Souvenez-vous du pot de Babij

Publié le 16-11-2021

de Matteo Spicuglia

Septembre 1941. Il y a exactement 80 ans. La population de Kiev, en Ukraine, ne s'était pas encore habituée à l'arrivée de l'armée nazie : les nouveaux maîtres, qui sont dans la ville depuis dix jours, à la place de l'Armée rouge. Les Soviétiques s'étaient retirés, mais n'ont fait aucune remise, ils ont miné les bâtiments occupés par les Allemands en les faisant sauter : des dizaines de morts, dont des militaires et des civils. Après la guerre, on découvrit que les SS connaissaient les vrais auteurs, mais n'en tenaient pas compte. Cet attentat devint le prétexte meurtrier pour liquider la présence des Juifs de la ville. La majorité avait déjà évacué vers l'est, il en restait environ 60 000, pour la plupart des personnes âgées, des malades, des femmes et des enfants. Le matin du 27 septembre, les murs de la ville de Kiev étaient tapissés de centaines d'affiches. Le message était très clair, sous peine d'exécution, il a ordonné aux "Juifs de se présenter le lundi 29 à 8 heures du matin" au cimetière russe et juif en apportant documents, argent, bijoux et vêtements.
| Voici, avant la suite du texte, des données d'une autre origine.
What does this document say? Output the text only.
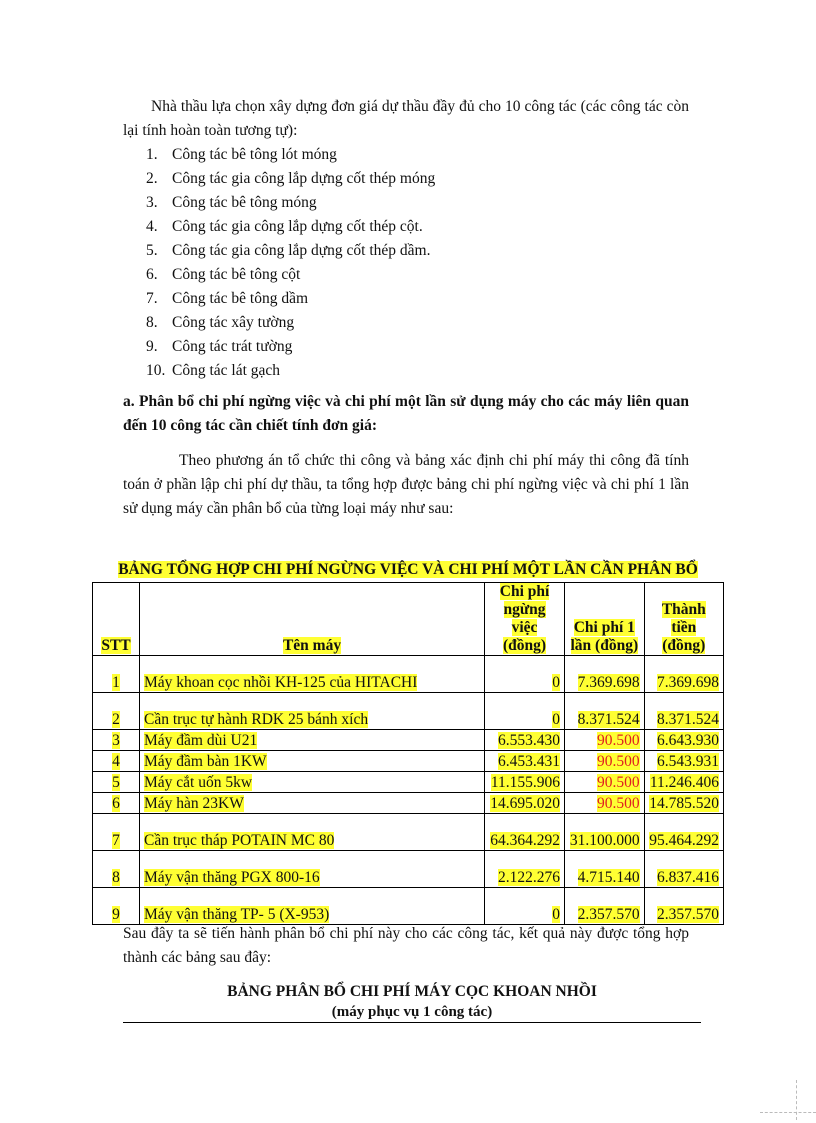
Nhà thầu lựa chọn xây dựng đơn giá dự thầu đầy đủ cho 10 công tác (các công tác còn lại tính hoàn toàn tương tự):
1. Công tác bê tông lót móng
2. Công tác gia công lắp dựng cốt thép móng
3. Công tác bê tông móng
4. Công tác gia công lắp dựng cốt thép cột.
5. Công tác gia công lắp dựng cốt thép dầm.
6. Công tác bê tông cột
7. Công tác bê tông dầm
8. Công tác xây tường
9. Công tác trát tường
10. Công tác lát gạch
a. Phân bổ chi phí ngừng việc và chi phí một lần sử dụng máy cho các máy liên quan đến 10 công tác cần chiết tính đơn giá:
Theo phương án tổ chức thi công và bảng xác định chi phí máy thi công đã tính toán ở phần lập chi phí dự thầu, ta tổng hợp được bảng chi phí ngừng việc và chi phí 1 lần sử dụng máy cần phân bổ của từng loại máy như sau:
BẢNG TỔNG HỢP CHI PHÍ NGỪNG VIỆC VÀ CHI PHÍ MỘT LẦN CẦN PHÂN BỔ
STT	Tên máy	Chi phí ngừng việc (đồng)	Chi phí 1 lần (đồng)	Thành tiền (đồng)
1	Máy khoan cọc nhồi KH-125 của HITACHI	0	7.369.698	7.369.698
2	Cần trục tự hành RDK 25 bánh xích	0	8.371.524	8.371.524
3	Máy đầm dùi U21	6.553.430	90.500	6.643.930
4	Máy đầm bàn 1KW	6.453.431	90.500	6.543.931
5	Máy cắt uốn 5kw	11.155.906	90.500	11.246.406
6	Máy hàn 23KW	14.695.020	90.500	14.785.520
7	Cần trục tháp POTAIN MC 80	64.364.292	31.100.000	95.464.292
8	Máy vận thăng PGX 800-16	2.122.276	4.715.140	6.837.416
9	Máy vận thăng TP- 5 (X-953)	0	2.357.570	2.357.570
Sau đây ta sẽ tiến hành phân bổ chi phí này cho các công tác, kết quả này được tổng hợp thành các bảng sau đây:
BẢNG PHÂN BỔ CHI PHÍ MÁY CỌC KHOAN NHỒI
(máy phục vụ 1 công tác)
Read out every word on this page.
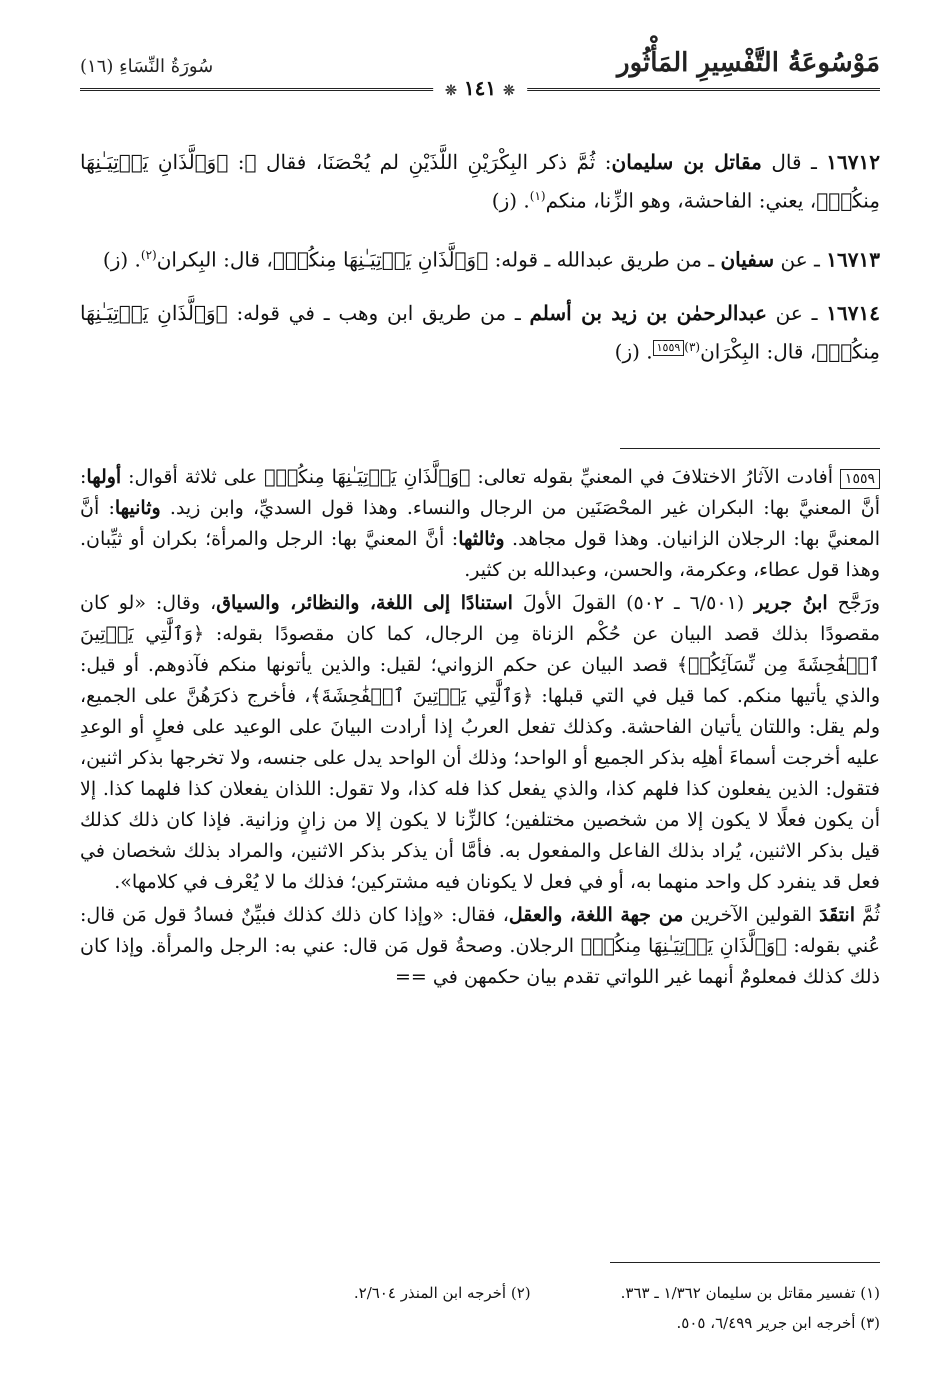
مَوْسُوعَةُ التَّفْسِيرِ المَأْثُور
سُورَةُ النِّسَاءِ (١٦)
❊ ١٤١ ❊

١٦٧١٢ ـ قال مقاتل بن سليمان: ثُمَّ ذكر البِكْرَيْنِ اللَّذَيْنِ لم يُحْصَنَا، فقال ﷻ: ﴿وَٱلَّذَانِ يَأۡتِيَـٰنِهَا مِنكُمۡ﴾، يعني: الفاحشة، وهو الزِّنا، منكم$^{(١)}$. (ز)

١٦٧١٣ ـ عن سفيان ـ من طريق عبدالله ـ قوله: ﴿وَٱلَّذَانِ يَأۡتِيَـٰنِهَا مِنكُمۡ﴾، قال: البِكران$^{(٢)}$. (ز)

١٦٧١٤ ـ عن عبدالرحمٰن بن زيد بن أسلم ـ من طريق ابن وهب ـ في قوله: ﴿وَٱلَّذَانِ يَأۡتِيَـٰنِهَا مِنكُمۡ﴾، قال: البِكْرَان$^{(٣)}$١٥٥٩. (ز)

١٥٥٩ أفادت الآثارُ الاختلافَ في المعنيِّ بقوله تعالى: ﴿وَٱلَّذَانِ يَأۡتِيَـٰنِهَا مِنكُمۡ﴾ على ثلاثة أقوال: أولها: أنَّ المعنيَّ بها: البكران غير المحْصَنَين من الرجال والنساء. وهذا قول السديِّ، وابن زيد. وثانيها: أنَّ المعنيَّ بها: الرجلان الزانيان. وهذا قول مجاهد. وثالثها: أنَّ المعنيَّ بها: الرجل والمرأة؛ بكران أو ثيِّبان. وهذا قول عطاء، وعكرمة، والحسن، وعبدالله بن كثير.

ورَجَّح ابنُ جرير (٦/٥٠١ ـ ٥٠٢) القولَ الأولَ استنادًا إلى اللغة، والنظائر، والسياق، وقال: «لو كان مقصودًا بذلك قصد البيان عن حُكْم الزناة مِن الرجال، كما كان مقصودًا بقوله: ﴿وَٱلَّٰتِي يَأۡتِينَ ٱلۡفَٰحِشَةَ مِن نِّسَآئِكُمۡ﴾ قصد البيان عن حكم الزواني؛ لقيل: والذين يأتونها منكم فآذوهم. أو قيل: والذي يأتيها منكم. كما قيل في التي قبلها: ﴿وَٱلَّٰتِي يَأۡتِينَ ٱلۡفَٰحِشَةَ﴾، فأخرج ذكرَهُنَّ على الجميع، ولم يقل: واللتان يأتيان الفاحشة. وكذلك تفعل العربُ إذا أرادت البيانَ على الوعيد على فعلٍ أو الوعدِ عليه أخرجت أسماءَ أهلِه بذكر الجميع أو الواحد؛ وذلك أن الواحد يدل على جنسه، ولا تخرجها بذكر اثنين، فتقول: الذين يفعلون كذا فلهم كذا، والذي يفعل كذا فله كذا، ولا تقول: اللذان يفعلان كذا فلهما كذا. إلا أن يكون فعلًا لا يكون إلا من شخصين مختلفين؛ كالزِّنا لا يكون إلا من زانٍ وزانية. فإذا كان ذلك كذلك قيل بذكر الاثنين، يُراد بذلك الفاعل والمفعول به. فأمَّا أن يذكر بذكر الاثنين، والمراد بذلك شخصان في فعل قد ينفرد كل واحد منهما به، أو في فعل لا يكونان فيه مشتركين؛ فذلك ما لا يُعْرف في كلامها».

ثُمَّ انتقَدَ القولين الآخرين من جهة اللغة، والعقل، فقال: «وإذا كان ذلك كذلك فبيِّنٌ فسادُ قول مَن قال: عُني بقوله: ﴿وَٱلَّذَانِ يَأۡتِيَـٰنِهَا مِنكُمۡ﴾ الرجلان. وصحةُ قول مَن قال: عني به: الرجل والمرأة. وإذا كان ذلك كذلك فمعلومٌ أنهما غير اللواتي تقدم بيان حكمهن في ==

(١) تفسير مقاتل بن سليمان ١/٣٦٢ ـ ٣٦٣.
(٢) أخرجه ابن المنذر ٢/٦٠٤.
(٣) أخرجه ابن جرير ٦/٤٩٩، ٥٠٥.
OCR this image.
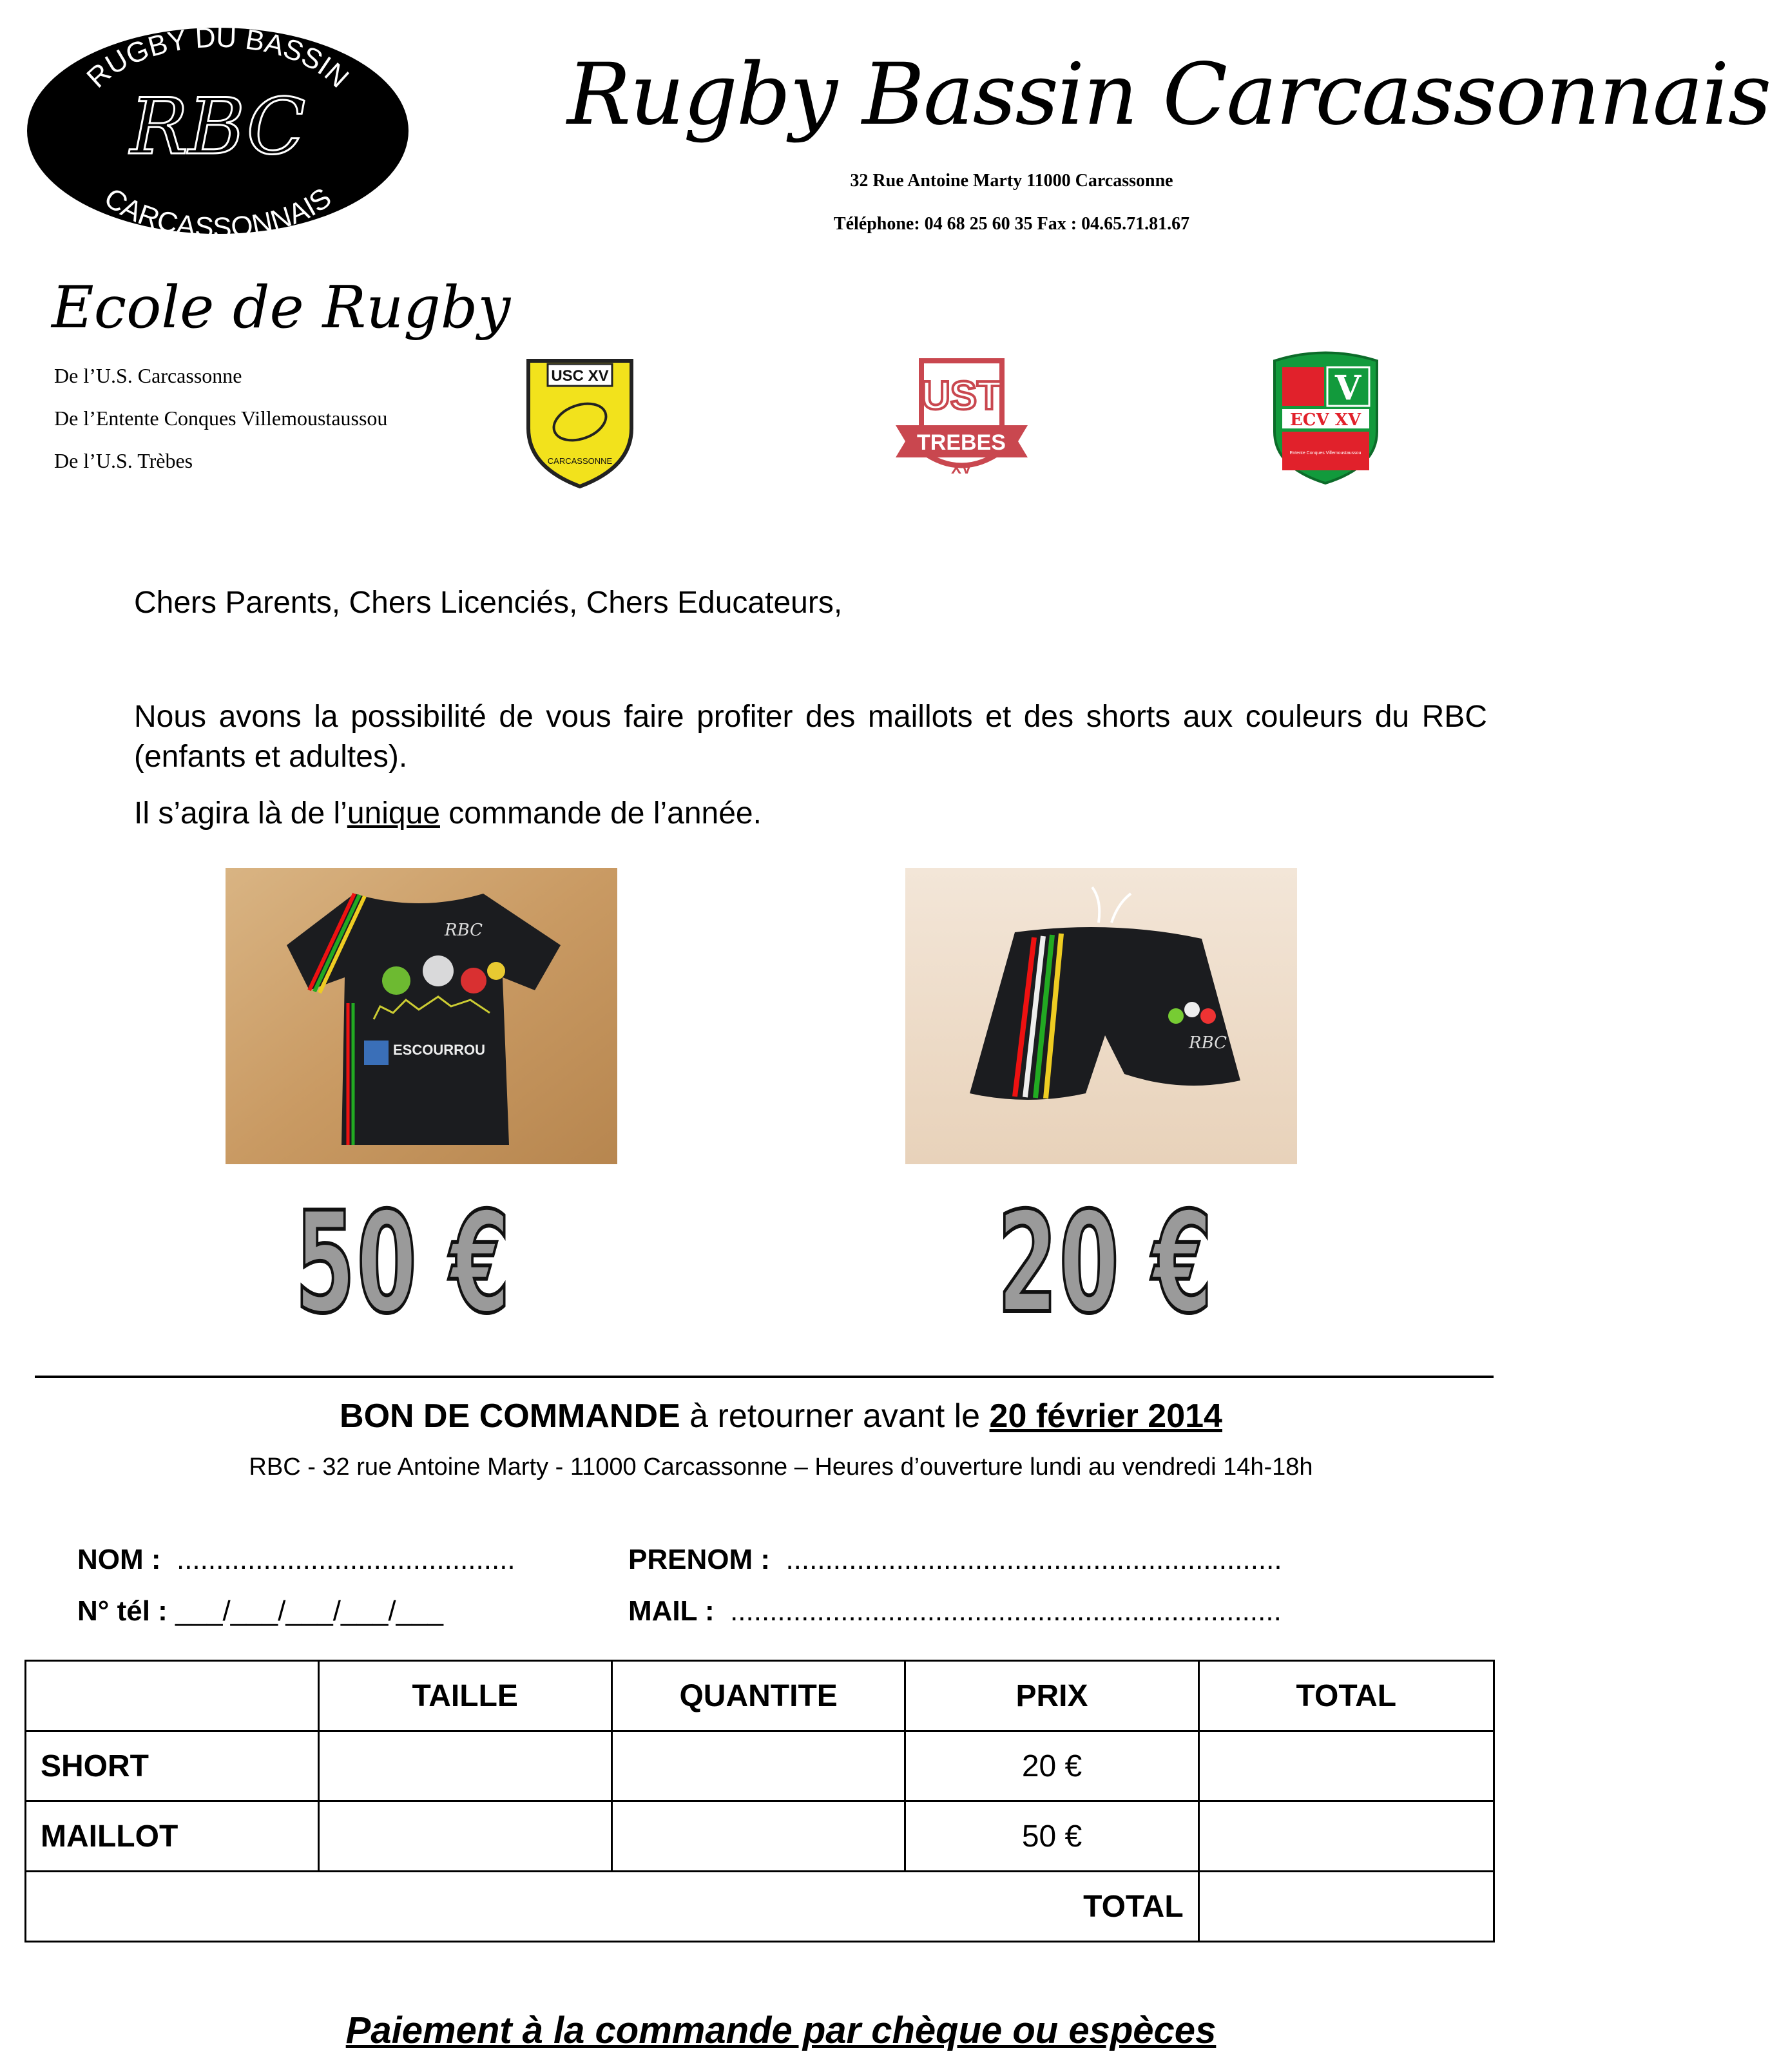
RUGBY DU BASSIN
CARCASSONNAIS
RBC	Rugby Bassin Carcassonnais
32 Rue Antoine Marty 11000 Carcassonne
Téléphone: 04 68 25 60 35 Fax : 04.65.71.81.67
Ecole de Rugby
De l’U.S. Carcassonne
De l’Entente Conques Villemoustaussou
De l’U.S. Trèbes
USC XV
CARCASSONNE
UST
TREBES
XV
V
ECV XV
Entente Conques Villemoustaussou
Chers Parents, Chers Licenciés, Chers Educateurs,
Nous avons la possibilité de vous faire profiter des maillots et des shorts aux couleurs du RBC (enfants et adultes).
Il s’agira là de l’unique commande de l’année.
RBC
ESCOURROU	RBC
50 €	20 €
BON DE COMMANDE à retourner avant le 20 février 2014
RBC - 32 rue Antoine Marty - 11000 Carcassonne – Heures d’ouverture lundi au vendredi 14h-18h
NOM : ...........................................	PRENOM : ...............................................................
N° tél : ___/___/___/___/___	MAIL : ......................................................................
	TAILLE	QUANTITE	PRIX	TOTAL
SHORT			20 €	
MAILLOT			50 €	
TOTAL				
Paiement à la commande par chèque ou espèces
La plupart pensaient à un transfert, à des déportations de guerre, pas à ce qui arriverait bientôt. A l'endroit indiqué il y avait quelque chose qui échappait à l'entendement : pas de train pour partir, seulement de gros tas de bagages et de vêtements. Les gens sont venus et ont été forcés de tout quitter. En arrière-plan, des rafales répétées de mitrailleuses, la violence des soldats, un malheur. Impossible de se rebeller, essayez de vous échapper. L'écrivain Anatolij Kuznecov, témoin oculaire de cette folie, se souvient de l'image d'une vieille femme courant, suivie d'un enfant effrayé. Elle essaie de le calmer, mais en vain. Deux militaires derrière, les coups de feu, la grand-mère et les petits-enfants tués devant tout le monde.
Cette terreur a servi à annihiler toute réaction possible. La machine du mal ne pouvait pas s'enrayer, elle devrait réaliser ce qui était prévu. Cette colonne de vies innocentes était ainsi conduite vers les douves de Babij Jar, un gouffre profond à la périphérie de la ville. Ici, les Juifs ont été déshabillés puis sont arrivés par groupes de dix au bord du ravin.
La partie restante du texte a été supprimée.